Recall that the number of possible permutations of a set of $n$ distinct elements is given by $n!$:

$\displaystyle n \cdot (n-1) \cdot(n-2) \cdots 2 \cdot 1$

This can be easily tested. The number $1$ can be arranged in just one $1!$ way. The numbers $1$ and $2$ can be arranged in two $2!$ ways: $(1,2)$ and $(2,1)$. The numbers $1$, $2$, and $3$ can be arranged in $3!$ ways: $(1,2,3)$, $(1,3,2)$, $(2,1,3)$, $(2,3,1)$, $(3,1,2)$, and $(3,2,1)$. This rule holds true for sets of any size, so long as the elements are all distinct. But what if some elements are repeated?

Repetition of some elements complicates the calculation of permutations, because it allows for there to be multiple ways in which a specific order of elements can be arranged. For example, given the numbers $1$, $3$, and $3$ in a set, there are 2 ways to obtain the order $(3,1,3)$.

To correct for the "multiplicity" of certain permutations, we must divide the factorial of the total number of elements by the product of the factorials of the number of each repeated element. This can generally be represented as:

$\displaystyle \frac {n!}{n_1!n_2!n_3!... }$

Where $n$ is the total number of terms in a sequence, and $n_1$, $n_2$, and $n_3$ represent the number of repetitions of different elements. 

To understand why we would divide by the number of repetitions, consider that $2$elements can be arranged in a total of $2!$ distinct ways, $3$ elements can be arranged in a total of $3!$ distinct ways, and so on. When we encounter multiplicity in a permutation, we must account for it by dividing these possible arrangements out of the total number of permutations that would be possible if all of the elements were distinct.

Example: Consider the set of numbers:

 $\displaystyle (15, 17, 24, 24, 28)$

There are five terms, so $n=5$. However, two of the terms are the same; their value is $24$. Thus, the number of possible distinct permutations in the set is:

$\displaystyle{\frac {5!}{2! }=60}$

The same logic can apply to more complicated systems. 

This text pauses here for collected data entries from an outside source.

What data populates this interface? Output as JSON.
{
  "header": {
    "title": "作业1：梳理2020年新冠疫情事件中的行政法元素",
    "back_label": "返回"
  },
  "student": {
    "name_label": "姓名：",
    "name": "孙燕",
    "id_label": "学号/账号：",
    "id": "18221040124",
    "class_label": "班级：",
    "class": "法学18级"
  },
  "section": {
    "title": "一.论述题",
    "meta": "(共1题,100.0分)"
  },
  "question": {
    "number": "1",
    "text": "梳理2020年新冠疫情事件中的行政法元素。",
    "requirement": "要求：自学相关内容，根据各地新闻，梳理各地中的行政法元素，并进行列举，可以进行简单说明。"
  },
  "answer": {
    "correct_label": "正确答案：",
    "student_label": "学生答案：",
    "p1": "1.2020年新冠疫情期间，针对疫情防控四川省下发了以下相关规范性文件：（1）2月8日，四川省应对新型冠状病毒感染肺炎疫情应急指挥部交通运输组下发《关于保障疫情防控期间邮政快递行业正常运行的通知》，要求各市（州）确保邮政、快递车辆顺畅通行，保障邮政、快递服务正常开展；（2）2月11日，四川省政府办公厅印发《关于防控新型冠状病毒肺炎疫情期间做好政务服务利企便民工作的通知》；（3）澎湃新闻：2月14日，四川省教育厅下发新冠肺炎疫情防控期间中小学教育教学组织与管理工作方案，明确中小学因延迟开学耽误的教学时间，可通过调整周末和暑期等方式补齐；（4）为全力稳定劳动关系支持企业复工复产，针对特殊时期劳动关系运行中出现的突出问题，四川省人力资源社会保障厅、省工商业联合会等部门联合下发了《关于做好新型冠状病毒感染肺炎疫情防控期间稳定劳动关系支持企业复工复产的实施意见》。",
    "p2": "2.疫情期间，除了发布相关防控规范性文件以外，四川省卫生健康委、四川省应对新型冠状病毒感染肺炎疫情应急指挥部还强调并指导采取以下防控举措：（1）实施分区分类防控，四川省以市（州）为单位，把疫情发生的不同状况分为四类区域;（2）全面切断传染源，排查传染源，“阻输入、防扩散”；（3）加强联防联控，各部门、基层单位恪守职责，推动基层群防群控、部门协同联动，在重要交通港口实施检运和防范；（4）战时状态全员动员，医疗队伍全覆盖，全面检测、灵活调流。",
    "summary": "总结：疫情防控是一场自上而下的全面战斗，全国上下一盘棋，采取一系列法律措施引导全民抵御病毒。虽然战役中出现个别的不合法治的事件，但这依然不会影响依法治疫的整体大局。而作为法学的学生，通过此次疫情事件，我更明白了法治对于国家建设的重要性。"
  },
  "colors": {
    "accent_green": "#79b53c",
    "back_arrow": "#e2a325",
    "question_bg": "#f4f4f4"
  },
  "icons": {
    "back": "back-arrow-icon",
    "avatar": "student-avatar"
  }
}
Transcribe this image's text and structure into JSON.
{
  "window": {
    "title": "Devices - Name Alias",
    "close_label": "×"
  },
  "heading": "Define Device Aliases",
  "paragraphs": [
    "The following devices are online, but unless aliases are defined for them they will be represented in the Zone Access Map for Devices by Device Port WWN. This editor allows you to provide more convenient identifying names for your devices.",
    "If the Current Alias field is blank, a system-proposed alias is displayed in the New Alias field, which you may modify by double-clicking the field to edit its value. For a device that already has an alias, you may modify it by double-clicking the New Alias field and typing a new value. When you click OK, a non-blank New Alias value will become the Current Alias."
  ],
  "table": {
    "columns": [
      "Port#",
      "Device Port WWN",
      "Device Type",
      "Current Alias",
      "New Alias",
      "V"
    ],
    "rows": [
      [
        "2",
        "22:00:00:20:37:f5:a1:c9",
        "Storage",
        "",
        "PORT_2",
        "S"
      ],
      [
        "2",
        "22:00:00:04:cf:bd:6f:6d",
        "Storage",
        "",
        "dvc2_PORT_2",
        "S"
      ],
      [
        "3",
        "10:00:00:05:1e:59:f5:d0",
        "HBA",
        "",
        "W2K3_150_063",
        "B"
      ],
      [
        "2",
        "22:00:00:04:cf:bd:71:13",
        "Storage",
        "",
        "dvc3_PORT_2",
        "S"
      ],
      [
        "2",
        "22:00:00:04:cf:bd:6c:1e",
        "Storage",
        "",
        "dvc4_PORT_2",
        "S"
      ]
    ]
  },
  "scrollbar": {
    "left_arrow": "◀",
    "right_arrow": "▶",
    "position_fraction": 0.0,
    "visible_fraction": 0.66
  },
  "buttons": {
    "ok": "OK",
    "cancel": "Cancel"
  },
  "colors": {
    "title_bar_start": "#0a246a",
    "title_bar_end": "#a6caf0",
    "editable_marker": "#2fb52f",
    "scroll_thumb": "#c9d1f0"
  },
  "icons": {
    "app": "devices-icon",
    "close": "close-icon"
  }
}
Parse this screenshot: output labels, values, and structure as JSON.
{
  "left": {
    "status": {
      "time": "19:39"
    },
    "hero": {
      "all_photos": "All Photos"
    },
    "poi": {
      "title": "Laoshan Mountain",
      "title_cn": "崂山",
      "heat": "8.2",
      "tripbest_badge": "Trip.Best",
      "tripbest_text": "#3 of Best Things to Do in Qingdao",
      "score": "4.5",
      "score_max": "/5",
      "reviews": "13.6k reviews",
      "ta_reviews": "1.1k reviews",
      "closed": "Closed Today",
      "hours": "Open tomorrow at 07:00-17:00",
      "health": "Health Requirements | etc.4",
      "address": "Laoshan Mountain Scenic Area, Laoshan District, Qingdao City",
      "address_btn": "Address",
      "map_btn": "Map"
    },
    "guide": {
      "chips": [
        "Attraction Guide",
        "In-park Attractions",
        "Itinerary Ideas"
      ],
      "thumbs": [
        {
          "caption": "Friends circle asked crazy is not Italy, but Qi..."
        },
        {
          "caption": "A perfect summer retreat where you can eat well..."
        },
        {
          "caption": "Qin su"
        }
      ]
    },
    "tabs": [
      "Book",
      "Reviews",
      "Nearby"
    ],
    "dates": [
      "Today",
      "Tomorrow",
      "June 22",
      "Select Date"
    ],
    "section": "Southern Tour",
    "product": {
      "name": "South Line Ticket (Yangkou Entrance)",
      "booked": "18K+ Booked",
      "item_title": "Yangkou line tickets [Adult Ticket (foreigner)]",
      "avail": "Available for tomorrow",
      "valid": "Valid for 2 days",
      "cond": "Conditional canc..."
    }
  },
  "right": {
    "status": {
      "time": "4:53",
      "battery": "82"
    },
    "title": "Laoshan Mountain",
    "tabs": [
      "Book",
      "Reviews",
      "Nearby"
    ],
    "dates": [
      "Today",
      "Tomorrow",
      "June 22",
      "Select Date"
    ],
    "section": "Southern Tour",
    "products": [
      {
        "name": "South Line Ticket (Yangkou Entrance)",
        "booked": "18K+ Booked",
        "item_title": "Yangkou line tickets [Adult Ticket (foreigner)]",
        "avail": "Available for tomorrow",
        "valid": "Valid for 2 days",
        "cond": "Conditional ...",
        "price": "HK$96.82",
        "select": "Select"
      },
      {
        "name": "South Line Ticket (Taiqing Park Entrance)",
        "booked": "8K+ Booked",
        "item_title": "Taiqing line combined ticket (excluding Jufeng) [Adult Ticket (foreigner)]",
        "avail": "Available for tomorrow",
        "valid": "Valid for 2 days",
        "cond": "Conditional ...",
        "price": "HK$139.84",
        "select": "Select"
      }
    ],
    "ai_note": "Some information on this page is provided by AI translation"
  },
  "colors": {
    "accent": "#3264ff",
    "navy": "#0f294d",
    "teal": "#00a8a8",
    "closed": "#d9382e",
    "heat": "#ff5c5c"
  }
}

Example: Consider the set:

$\displaystyle (0, 0, 0, 2, 4, 4, 7, 7, 7, 7, 7, 8, 8)$

In total, there are $13$ elements. These include many repetitions: $0$ is seen 3 times, $4$and $8$ each are observed twice, and there are $5$ instances of the number $7$. Thus, the number of possible distinct permutations can be calculated by:

$\displaystyle \frac {13! }{2!\cdot 2!\cdot 3!\cdot 5! }= 2,162,160$

This logic can be applied to problems involving anagrams of given words. 

Example: Consider how many distinct ways you can order the letters of the word "waterfall."

The word waterfall consists of $9$ letters in total, so $n=9$. The letter "a" appears twice, giving a value of $2$ for $n_{1}$. Similarly, the letter "l" appears twice, yielding $n_{2} = 2$. Thus, the number of distinct permutations for the letters in "waterfall" can be calculated as:

$\displaystyle \frac {9! }{2!\cdot 2!}= 90,720$